Но мамочка так искренне расстраивалась, — столько боли, столько мольбы в голосе, — что я, дабы освободить ее от воображаемых кошмаров, поступила в училище на озеленителя. Там много инвалидов учится. Не вуз, конечно, зато для мамы никаких «призраков прошлого». Хотя ей и это не просто. Одно дело — приступы время от времени, а в остальном все как у всех: планы, работа, возможности… А тут вдруг инвалидность: дочка-эпилептик вместо дочки-ого-го. Вот мама меня и стыдится. Да и болезнь, — нет чтобы попроще что-нибудь. Однажды мы с ней к врачу пошли. Пока в очереди ждали, она «на минутку» отошла, да так и не вернулась. Пришлось мне один на один с врачом беседовать. Что поделаешь, — у каждого свои силы. Мне, в любом случае, от болезни не уйти, — вот и свыкаюсь, а мамочке трудно все это. И со стороны приступы мои выглядят и правда страшно. Бедная, бедная мама!

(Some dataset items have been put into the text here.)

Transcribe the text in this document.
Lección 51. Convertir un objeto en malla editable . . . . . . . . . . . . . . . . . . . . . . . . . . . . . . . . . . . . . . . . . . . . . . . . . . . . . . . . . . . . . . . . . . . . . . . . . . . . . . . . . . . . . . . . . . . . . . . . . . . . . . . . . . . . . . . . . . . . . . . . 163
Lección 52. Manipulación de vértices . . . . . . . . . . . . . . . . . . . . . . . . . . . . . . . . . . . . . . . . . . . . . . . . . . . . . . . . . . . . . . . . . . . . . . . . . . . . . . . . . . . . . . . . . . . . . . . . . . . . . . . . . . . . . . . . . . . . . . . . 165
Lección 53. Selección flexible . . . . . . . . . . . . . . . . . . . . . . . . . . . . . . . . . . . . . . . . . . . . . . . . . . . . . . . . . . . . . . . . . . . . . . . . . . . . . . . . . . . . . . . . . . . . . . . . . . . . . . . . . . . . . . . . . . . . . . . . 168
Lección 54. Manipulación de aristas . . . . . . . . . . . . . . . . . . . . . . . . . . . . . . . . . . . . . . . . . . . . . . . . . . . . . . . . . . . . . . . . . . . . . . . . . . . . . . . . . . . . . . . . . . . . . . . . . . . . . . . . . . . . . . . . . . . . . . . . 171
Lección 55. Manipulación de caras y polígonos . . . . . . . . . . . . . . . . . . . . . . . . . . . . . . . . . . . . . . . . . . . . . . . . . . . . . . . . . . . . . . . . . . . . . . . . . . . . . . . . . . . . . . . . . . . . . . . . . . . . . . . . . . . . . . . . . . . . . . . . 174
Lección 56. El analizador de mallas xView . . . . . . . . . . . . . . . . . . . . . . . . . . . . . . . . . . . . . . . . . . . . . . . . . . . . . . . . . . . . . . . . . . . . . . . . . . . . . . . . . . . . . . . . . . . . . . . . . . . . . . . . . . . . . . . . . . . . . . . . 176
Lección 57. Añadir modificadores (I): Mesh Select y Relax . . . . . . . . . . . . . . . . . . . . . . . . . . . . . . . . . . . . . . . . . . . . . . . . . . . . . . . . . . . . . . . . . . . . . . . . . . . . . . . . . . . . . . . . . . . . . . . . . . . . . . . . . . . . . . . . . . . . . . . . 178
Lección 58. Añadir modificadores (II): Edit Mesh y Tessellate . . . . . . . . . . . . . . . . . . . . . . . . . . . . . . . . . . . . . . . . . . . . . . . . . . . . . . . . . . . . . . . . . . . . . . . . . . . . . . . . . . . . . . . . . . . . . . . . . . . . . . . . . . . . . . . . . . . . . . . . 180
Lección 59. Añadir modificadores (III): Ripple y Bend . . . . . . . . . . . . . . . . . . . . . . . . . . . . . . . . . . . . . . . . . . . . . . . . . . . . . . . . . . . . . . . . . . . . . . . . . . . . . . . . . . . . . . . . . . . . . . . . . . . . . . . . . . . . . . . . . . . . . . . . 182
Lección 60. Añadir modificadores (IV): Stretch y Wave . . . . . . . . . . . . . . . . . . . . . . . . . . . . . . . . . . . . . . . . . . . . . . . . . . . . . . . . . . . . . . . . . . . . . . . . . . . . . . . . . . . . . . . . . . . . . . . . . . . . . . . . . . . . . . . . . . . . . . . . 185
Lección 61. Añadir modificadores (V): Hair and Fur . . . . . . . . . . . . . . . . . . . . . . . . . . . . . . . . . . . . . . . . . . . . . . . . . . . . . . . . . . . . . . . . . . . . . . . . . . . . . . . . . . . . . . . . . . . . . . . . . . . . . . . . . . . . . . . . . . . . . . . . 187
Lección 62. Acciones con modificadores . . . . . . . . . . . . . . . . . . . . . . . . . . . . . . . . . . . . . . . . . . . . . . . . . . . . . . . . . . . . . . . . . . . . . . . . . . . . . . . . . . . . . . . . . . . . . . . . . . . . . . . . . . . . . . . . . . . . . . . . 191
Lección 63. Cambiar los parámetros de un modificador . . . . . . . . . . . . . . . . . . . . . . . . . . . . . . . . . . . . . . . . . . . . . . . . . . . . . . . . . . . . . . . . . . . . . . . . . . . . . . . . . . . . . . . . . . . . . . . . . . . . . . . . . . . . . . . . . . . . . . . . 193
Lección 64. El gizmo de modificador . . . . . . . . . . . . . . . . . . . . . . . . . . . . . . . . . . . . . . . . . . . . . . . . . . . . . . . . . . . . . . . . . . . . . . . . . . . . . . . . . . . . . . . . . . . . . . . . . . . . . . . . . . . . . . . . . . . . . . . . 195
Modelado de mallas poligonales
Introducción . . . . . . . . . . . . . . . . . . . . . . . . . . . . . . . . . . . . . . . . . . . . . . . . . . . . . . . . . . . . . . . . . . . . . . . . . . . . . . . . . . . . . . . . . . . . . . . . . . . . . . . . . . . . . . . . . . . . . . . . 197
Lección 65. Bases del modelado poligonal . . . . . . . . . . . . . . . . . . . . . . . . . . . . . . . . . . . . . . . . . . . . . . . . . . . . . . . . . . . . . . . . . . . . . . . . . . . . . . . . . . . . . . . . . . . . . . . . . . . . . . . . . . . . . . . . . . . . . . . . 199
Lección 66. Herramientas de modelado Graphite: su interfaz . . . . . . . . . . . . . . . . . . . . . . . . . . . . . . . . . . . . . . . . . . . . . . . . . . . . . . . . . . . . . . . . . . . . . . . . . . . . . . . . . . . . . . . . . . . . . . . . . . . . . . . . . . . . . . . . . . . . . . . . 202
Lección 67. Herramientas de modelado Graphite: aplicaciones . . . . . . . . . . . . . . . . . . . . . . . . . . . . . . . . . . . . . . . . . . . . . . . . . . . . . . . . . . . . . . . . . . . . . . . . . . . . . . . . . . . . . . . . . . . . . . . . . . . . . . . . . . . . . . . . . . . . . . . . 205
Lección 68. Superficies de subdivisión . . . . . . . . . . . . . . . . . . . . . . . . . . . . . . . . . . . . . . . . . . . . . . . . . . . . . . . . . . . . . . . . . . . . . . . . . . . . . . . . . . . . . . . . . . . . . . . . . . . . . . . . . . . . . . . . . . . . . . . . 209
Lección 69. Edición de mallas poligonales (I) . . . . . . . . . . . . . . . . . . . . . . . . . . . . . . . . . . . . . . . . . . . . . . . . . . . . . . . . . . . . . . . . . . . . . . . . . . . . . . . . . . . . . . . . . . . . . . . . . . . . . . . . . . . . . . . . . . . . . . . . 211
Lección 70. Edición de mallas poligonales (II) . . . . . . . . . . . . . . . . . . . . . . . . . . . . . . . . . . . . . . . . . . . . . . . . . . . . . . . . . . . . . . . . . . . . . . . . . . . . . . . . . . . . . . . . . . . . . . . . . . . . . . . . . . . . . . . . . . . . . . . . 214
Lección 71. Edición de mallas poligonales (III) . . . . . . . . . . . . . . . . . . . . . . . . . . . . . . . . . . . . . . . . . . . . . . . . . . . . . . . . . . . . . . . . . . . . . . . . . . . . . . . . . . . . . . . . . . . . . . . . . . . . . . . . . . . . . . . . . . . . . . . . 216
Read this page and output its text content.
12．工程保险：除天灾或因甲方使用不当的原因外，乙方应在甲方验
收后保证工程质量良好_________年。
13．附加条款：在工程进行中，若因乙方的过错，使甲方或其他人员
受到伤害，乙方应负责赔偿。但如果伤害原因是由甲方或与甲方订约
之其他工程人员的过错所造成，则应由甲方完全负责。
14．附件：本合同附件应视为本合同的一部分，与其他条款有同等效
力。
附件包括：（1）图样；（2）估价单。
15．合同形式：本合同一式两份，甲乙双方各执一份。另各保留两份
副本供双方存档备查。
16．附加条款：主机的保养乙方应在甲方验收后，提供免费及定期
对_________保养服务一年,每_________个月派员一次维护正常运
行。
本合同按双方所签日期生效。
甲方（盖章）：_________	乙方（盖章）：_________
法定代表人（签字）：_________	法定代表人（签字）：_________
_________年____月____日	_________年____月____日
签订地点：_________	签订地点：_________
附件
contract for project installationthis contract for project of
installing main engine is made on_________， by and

Неприятно было понять, что не оправдываю маминых надежд, но жизнь продолжается.
Вот, учусь и еще устроилась дворником, причем в собственный двор. И не столько ради денег, сколько от желания хоть куда-нибудь деться, зачем-то но пригодиться. По зарплате это очень мало. Поэтому дворники обычно по несколько участков берут. Я пока два взяла. Так и зарплата побольше, и голова свободна: убирайся и думай «о чем» жить.
Это я себе после одного разговора с Господином Актером так придумала. На одной из бабушкиных Ассамблей он вдруг заинтересовался, кто из писателей мне нравится. Я назвала несколько фамилий, а под конец Корсакова вспомнила, — это из дореволюционных саратовских знаменитостей. Сегодня его мало кто знает, а я случайно в каком-то сборнике пару рассказов прочла, потом уж прицельно его читала. Хорошо, просто, сердечно писал. Конечно, о природе много. Но самое интересное, что в череде книг о грустном и мучительном, он, как и Аксаков, о счастье говорил. Господин Актер и завел: книги о счастье… писать о… радоваться о…
А я додумалась, что и жить тоже можно «о». Это когда призвания своего наверняка не знаешь, про смысл ничего не придумала, но чувствуешь, куда сердце стремится. Не в смысле профессии и работы, а в самом простом, человеческом смысле, — в смысле доброты и мудрости.
Для меня то что надо.
Познакомилась с Екатериной, маминой приятельницей. Уж где они пересеклись не знаю, а только мама в полном восхищении была. Мне хоть и интересно было это знакомство, но узнать Екатерину самой — возможности не было. Да и сама эта мысль нелепой казалась: это же мамина знакомая, не моя. Хорошо им, и ладно.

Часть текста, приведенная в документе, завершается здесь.